Как умел! Я следовал рабски по следам его. Перевод мой слаб, груб, неверен. Скифы заставили пленного грека изваять Венеру и обещали ему свободу. Грек был дурной ваятель; в Скифии не было ни паросского мрамора, ни хороших резцов; за неимением их - соотечественник Праксителев употребил грубый гранит, молот, простую пилу и создал нечто похожее на Венеру, следуя заочно образцу, столь славному не только в Греции, но даже в землях варваров. Скифы были довольны, ибо не знали божественного подлинника, и поклонялись новой богине с детским усердием. Скифы - мои соотечественники; Праксителева статуя - книга бессмертного Фонтенеля - а я сей грек, неискусный ваятель.

Аббат В.

О! вы слишком скромны, почтенный князь! Кантемир

Не довольствуясь опытом моим над Фонтенелем, я принялся за "Персидские письма".

Аббат В.

"Персидские письма" по-русски!

Монтескье

Мог ли я ожидать, что первое, слабое произведение моего пера отнимет у вас столько драгоценного времени?

Аббат В.

Теперь гиперборейцы узнают, как ветрены и малодушны обитатели берегов Сейны.

Кантемир

И как остроумны.

Аббат В.

Я давно на вечерах г-жи Жофрень - которая вас превозносит, но в душе своей ненавидит - давно предсказывал вашу славу, г. Монтескье!

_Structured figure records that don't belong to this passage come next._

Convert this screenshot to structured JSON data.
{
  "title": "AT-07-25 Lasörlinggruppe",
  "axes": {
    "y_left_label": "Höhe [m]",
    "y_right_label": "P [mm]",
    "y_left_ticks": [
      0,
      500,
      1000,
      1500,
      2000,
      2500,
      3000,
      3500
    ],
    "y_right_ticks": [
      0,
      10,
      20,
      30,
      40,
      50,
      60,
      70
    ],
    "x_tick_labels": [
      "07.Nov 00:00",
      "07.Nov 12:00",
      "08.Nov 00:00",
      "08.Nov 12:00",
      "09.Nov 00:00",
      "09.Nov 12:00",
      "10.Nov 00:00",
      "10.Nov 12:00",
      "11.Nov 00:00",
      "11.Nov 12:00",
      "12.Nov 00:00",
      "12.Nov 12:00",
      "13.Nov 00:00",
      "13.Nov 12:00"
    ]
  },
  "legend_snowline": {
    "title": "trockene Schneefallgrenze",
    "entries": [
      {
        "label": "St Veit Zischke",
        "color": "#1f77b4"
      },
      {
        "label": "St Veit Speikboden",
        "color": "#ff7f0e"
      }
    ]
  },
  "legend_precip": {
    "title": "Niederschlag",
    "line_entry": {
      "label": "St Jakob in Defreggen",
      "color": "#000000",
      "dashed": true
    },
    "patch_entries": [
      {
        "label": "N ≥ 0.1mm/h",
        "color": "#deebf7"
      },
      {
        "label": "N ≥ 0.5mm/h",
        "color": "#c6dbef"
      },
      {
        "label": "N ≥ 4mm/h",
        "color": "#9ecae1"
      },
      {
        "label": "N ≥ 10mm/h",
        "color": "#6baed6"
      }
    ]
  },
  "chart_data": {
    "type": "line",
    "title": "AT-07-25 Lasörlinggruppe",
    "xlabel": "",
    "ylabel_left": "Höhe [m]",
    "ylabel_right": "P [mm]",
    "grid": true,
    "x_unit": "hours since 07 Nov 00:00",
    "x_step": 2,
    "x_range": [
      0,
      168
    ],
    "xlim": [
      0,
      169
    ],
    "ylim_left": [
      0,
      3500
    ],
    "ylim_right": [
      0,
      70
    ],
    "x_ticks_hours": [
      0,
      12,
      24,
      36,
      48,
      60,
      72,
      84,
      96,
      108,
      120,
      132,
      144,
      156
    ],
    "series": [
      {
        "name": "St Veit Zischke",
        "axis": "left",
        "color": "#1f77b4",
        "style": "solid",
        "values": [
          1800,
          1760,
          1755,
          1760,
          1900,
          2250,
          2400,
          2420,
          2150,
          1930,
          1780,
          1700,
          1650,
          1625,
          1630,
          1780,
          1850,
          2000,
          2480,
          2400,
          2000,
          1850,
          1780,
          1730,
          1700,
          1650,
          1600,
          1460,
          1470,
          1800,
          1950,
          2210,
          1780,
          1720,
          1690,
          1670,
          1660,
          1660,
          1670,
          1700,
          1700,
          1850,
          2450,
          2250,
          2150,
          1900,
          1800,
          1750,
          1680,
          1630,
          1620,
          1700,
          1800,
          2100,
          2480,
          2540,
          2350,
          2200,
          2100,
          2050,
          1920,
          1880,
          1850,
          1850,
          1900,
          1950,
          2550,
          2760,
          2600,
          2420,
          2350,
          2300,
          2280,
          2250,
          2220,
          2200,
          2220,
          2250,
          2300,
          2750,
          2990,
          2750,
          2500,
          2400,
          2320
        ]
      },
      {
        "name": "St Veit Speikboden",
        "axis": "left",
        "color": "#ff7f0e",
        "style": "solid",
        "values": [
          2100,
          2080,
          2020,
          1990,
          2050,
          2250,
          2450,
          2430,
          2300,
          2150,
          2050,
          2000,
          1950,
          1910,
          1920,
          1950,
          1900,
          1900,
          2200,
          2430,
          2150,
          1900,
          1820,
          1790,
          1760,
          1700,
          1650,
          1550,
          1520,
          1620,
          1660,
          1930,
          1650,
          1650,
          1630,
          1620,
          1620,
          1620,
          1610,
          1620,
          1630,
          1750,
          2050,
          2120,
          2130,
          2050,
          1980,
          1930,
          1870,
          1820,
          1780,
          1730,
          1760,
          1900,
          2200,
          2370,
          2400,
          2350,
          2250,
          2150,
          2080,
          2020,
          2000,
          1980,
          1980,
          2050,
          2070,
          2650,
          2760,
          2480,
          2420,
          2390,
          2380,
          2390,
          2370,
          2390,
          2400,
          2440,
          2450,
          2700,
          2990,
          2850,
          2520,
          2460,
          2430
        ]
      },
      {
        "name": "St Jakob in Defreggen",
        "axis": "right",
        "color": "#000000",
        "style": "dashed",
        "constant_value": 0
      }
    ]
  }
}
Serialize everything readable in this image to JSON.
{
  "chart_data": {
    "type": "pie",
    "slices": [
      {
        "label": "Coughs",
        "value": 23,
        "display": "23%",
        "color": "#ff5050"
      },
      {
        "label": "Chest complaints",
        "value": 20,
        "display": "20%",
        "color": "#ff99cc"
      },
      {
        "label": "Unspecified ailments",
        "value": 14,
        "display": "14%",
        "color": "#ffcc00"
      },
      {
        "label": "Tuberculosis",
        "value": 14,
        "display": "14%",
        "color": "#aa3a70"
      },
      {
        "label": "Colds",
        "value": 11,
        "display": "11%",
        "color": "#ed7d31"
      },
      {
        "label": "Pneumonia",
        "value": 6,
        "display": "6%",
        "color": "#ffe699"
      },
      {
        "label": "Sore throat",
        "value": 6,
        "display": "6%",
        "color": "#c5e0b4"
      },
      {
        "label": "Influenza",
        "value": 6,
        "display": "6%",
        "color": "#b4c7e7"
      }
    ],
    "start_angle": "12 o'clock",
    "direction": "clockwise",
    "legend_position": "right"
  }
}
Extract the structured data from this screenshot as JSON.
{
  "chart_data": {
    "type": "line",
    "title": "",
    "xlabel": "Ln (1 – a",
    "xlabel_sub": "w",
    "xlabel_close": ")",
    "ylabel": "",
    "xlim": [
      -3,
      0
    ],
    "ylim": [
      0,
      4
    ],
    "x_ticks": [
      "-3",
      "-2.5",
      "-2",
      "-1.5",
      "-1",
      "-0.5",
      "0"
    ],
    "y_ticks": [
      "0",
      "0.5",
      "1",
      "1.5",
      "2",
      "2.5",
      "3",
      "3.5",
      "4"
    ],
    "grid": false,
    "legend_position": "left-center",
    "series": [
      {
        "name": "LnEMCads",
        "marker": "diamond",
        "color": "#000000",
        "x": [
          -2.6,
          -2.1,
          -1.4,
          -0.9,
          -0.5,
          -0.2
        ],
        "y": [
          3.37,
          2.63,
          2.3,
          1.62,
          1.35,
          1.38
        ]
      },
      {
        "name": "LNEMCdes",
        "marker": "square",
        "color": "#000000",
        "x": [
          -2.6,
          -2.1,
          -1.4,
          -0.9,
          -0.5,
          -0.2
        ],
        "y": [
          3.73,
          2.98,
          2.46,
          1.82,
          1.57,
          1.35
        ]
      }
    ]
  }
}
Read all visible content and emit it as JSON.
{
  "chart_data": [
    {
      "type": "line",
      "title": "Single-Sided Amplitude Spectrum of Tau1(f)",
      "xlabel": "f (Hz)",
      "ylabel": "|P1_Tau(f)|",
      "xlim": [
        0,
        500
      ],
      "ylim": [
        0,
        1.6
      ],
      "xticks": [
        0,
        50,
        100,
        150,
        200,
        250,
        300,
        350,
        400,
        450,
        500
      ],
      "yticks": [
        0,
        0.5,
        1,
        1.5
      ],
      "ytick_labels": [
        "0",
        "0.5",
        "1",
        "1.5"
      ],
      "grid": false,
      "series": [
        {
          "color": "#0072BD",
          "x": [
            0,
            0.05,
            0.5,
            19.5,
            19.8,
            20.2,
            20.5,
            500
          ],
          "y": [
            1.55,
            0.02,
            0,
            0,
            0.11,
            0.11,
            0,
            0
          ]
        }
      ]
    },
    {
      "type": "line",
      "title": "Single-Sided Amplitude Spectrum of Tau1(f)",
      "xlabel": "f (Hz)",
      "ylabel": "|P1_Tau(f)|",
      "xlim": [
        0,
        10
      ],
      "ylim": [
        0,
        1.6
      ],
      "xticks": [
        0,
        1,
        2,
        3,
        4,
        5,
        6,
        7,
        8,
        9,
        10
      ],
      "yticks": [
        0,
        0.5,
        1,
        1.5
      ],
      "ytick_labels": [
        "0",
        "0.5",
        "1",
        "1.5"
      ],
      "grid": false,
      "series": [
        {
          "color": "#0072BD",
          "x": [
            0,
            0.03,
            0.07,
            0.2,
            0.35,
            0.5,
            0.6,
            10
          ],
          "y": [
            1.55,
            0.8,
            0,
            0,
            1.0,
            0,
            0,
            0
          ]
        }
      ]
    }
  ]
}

В земле своей никто пророком не бывал

Но мое пророчество сбылось, как видите. Легко быть может, что в эту самую минуту на берегах Ледовитого моря, на берегах Лены или Оби, в пустынях Татарии - читают ваши остроумные письма, и имя Монтескье гремит в становищах калмыков и самоедов.

Монтескье

Читают "Персидские письма" при свете лампады, налитой рыбьим жиром…

Аббат В.

Или при свете северного сияния… Конечно странно, чудесно! - А мы говорим с таким пренебрежением о великой Московии!

Кантемир

Калмыки и самоеды не читают философических книг, и, конечно, долго читать не будут. Но в Москве многолюдной, в рождающейся столице Петра, в монастырях малой и великой России есть люди просвещенные и мыслящие, которые умеют наслаждаться прекрасными произведениями муз.